As President Obama prepares to pull all U.S. combat forces from Afghanistan by the end of next year, the recent news coverage of America’s longest war is depressingly violent and familiar. Suicide bombings and insider attacks in Kabul, Taliban comebacks in parts of Helmand and Kunduz provinces (in the south and northeast respectively), continued insurgent activity throughout much of the east, and high casualties to Afghan soldiers and police.
But after my systematic survey in consultation with the U.S. command in Afghanistan, unclassified reporting and other information, I would argue that the security situation is on balance stressed but generally holding. It has deteriorated somewhat over the past couple of years, as NATO forces have dramatically downsized, from a high of nearly 150,000 in 2010-11 to about 15,000 today. But thanks largely to the hard work and sacrifices of Afghan security forces as well as recent political compromise in Kabul, Afghanistan is by no mean a failing state.
The core Western requirement of preventing a large-scale extremist sanctuary on Afghan soil continues to be met. This central fact should guide Mr. Obama, Congress and the 2016 presidential hopefuls. The war is not won, but those who base their thinking on the premise that the war is lost need to reconsider.
While Afghanistan’s woes are well known, its strengths are often forgotten. The country has a security force of 350,000 that, unlike the Iraqi army in 2014, has not dissolved in the face of battle or split along ethnic lines. President Ashraf Ghani and Chief Executive Abdullah Abdullah have fashioned a workable political compromise out of last year’s tortured election process, bridging major ethnic and power-broker divides and this January beginning to forge a cabinet.
This political reconciliation makes it likely that the security forces will continue to respect central-government authority. The nation’s citizenry remains strongly anti-Taliban, partly due to a much-improved quality of life since 2001, and evinces much greater political awareness and participation.
Consider recent security trends:
• Most major cities remain safer for Afghan citizens than they were even four or five years ago. There has been some worsening on balance over the past one to two years, in Kabul particularly, and some smaller cities in the south and northeast. But on balance the country’s largest cities after Kabul—Kandahar, Herat, Mazar-e-Sharif—are not becoming more violent or anarchic. Kandahar, where the Taliban movement originated, is probably safer than at any time in the past seven or eight years. Of the country’s 34 provinces, no capital cities are inaccessible to the government.
• Many rural areas remain contested and not in government hands. Most have not benefited in a lasting way from the “clear, hold, build” paradigm recommended by standard counterinsurgency logic and advocated by Gens. Stanley McChrystal and David Petraeus . Yet there are only a few significant swaths of territory where the central Taliban organization truly controls an area, as in parts of Helmand, Kunduz, Wardak, Kunar, Nangahar and Khost provinces.

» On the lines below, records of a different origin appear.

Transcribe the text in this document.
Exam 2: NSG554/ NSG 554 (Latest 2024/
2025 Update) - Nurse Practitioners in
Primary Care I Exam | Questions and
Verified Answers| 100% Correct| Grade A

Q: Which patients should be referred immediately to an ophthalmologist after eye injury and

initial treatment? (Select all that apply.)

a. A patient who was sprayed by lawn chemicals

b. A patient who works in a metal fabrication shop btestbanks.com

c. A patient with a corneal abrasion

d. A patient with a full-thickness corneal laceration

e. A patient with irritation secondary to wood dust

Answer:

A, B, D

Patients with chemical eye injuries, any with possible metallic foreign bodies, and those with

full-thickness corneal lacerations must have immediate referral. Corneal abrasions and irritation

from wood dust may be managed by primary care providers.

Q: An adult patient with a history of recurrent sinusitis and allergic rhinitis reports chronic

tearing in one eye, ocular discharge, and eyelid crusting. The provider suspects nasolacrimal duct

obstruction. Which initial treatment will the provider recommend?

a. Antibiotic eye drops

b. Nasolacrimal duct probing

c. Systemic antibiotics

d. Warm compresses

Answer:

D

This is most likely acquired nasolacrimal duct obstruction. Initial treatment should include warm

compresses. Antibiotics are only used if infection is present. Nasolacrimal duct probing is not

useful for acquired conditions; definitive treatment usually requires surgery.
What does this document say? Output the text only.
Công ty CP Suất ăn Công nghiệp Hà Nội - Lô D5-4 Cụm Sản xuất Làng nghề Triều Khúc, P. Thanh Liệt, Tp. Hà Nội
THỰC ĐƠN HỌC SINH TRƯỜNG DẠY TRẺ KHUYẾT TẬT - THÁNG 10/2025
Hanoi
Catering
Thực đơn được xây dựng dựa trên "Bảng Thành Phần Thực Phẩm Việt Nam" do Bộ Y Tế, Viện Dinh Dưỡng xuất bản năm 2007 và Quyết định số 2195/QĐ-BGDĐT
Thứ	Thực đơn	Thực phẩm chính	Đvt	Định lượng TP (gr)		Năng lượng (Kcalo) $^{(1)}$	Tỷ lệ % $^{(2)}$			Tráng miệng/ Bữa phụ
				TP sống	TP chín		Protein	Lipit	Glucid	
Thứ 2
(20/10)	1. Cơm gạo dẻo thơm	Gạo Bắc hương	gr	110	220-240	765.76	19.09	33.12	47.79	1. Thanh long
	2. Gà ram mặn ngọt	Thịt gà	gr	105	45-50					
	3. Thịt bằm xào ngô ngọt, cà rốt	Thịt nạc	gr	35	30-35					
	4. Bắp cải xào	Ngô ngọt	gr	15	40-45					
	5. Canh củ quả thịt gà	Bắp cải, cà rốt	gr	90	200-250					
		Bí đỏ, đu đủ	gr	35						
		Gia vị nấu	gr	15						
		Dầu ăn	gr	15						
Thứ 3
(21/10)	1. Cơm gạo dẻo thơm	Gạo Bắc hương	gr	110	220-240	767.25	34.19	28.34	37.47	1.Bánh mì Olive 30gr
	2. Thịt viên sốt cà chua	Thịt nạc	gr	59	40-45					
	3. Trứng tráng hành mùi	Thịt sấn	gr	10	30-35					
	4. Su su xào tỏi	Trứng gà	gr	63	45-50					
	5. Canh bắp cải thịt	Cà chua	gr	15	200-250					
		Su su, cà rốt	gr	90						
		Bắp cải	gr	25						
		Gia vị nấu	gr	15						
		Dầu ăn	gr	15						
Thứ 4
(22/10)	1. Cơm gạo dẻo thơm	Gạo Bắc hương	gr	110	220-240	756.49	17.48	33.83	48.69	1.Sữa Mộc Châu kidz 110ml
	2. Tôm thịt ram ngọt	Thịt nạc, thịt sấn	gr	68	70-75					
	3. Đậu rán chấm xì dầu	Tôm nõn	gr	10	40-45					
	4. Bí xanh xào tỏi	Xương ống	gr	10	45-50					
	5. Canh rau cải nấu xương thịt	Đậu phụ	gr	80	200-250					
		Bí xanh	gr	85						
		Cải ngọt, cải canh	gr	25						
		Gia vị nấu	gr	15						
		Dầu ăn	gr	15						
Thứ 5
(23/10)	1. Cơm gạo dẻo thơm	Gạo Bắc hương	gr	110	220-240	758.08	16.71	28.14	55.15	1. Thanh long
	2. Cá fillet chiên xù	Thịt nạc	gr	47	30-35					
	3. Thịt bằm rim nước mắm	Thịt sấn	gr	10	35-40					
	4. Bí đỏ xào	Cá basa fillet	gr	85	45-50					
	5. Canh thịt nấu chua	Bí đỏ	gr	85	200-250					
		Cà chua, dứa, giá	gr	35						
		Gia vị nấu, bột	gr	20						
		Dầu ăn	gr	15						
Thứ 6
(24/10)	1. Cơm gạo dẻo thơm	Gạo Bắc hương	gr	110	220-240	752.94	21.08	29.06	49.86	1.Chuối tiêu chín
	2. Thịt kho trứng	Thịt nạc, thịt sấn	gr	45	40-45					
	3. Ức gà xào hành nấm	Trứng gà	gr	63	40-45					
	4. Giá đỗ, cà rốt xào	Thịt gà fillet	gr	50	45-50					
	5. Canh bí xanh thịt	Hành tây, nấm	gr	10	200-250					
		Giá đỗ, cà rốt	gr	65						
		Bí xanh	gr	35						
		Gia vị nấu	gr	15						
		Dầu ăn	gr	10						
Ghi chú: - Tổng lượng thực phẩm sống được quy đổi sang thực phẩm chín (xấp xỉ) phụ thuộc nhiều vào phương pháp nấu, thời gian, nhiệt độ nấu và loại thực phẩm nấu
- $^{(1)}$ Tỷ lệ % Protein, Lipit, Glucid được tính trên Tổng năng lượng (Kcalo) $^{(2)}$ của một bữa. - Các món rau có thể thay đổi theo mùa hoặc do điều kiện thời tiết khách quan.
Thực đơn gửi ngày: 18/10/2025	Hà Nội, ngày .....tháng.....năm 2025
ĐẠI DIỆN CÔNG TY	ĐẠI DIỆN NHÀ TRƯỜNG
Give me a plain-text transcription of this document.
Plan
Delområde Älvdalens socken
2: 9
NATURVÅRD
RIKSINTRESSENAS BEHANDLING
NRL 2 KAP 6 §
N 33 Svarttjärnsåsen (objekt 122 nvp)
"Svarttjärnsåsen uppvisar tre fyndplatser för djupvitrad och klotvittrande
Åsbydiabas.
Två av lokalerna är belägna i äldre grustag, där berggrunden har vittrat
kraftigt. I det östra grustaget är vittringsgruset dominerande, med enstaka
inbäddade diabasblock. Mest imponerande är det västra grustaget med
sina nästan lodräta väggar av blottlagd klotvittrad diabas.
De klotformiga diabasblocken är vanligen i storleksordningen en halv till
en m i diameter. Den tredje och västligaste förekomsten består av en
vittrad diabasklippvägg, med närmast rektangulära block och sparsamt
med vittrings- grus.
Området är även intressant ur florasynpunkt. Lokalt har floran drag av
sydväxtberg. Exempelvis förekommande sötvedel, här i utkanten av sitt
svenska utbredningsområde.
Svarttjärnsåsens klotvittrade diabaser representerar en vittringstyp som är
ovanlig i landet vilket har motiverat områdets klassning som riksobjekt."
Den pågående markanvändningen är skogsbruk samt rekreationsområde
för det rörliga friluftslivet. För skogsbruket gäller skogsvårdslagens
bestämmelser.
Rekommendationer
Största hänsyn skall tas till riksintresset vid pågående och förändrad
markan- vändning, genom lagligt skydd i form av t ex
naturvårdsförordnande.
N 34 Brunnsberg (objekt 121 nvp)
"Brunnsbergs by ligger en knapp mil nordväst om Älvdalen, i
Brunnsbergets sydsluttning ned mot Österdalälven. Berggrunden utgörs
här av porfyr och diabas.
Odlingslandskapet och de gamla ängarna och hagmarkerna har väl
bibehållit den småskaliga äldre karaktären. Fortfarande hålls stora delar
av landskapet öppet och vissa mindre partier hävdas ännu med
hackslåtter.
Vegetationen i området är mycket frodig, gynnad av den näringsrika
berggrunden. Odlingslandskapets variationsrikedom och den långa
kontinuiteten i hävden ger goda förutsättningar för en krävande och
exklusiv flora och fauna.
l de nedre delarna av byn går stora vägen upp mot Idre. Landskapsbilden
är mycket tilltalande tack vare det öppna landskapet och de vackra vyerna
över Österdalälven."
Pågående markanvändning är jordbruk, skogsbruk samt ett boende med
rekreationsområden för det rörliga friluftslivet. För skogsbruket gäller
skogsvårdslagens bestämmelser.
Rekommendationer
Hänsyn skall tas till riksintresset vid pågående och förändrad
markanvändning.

• Most major roads in Afghanistan remain usable and well traveled. A majority, even if only a small majority, of citizens in recent polls report feeling truly safe on the nation’s highways, according to data provided by the U.S. command in Kabul. The so-called ring road, including the key section from Kabul to Kandahar, generally fits this description.
A useful way to put today’s security picture in perspective is to ask what kinds of events or dynamics could plausibly produce a collapse of Afghanistan, and then to compare these to current conditions.
If Congress and other donors like Japan and European countries cut off funds for the Afghan army and police, Afghan security forces could face the dilemmas they did when the Soviet Union dissolved and ended financial support for the Najibullah government in the early 1990s. But even as Western parliaments chip away at aid, they are wisely sustaining flows of several billion dollars a year.
If Messrs. Ghani and Abdullah and other key actors stopped cooperating and sent their followers onto the streets in zero-sum political showdowns, civil war could erupt along ethnic lines. Yet this is not happening, partly due to the stabilizing presence of even much-reduced numbers of NATO forces.
If Pakistan went all out in supporting the Afghan Taliban, it is not clear that Kabul could fend off the challenge. But Islamabad’s interest seems less in destroying Afghanistan than in exercising continued leverage. This is regrettable and short-sighted but it is not an all-out proxy war.
And if Afghanistan’s youth stop joining the army and police, losses from battle could not be replaced. Yet in a country where national pride is greater than we in the West acknowledge—and where other economic opportunities are limited—army and police recruiting hasn’t been a problem despite combat fatalities of about 5,000 annually over the past two years.
While U.S. policy makers may feel discouraged, they should not be despondent or fatalistic. If Congress sustains financial help for the Afghan state, and especially if President Obama rethinks his plan to zero out U.S. combat forces in Afghanistan by the end of 2016, something resembling partial success in this very long and costly war is still possible.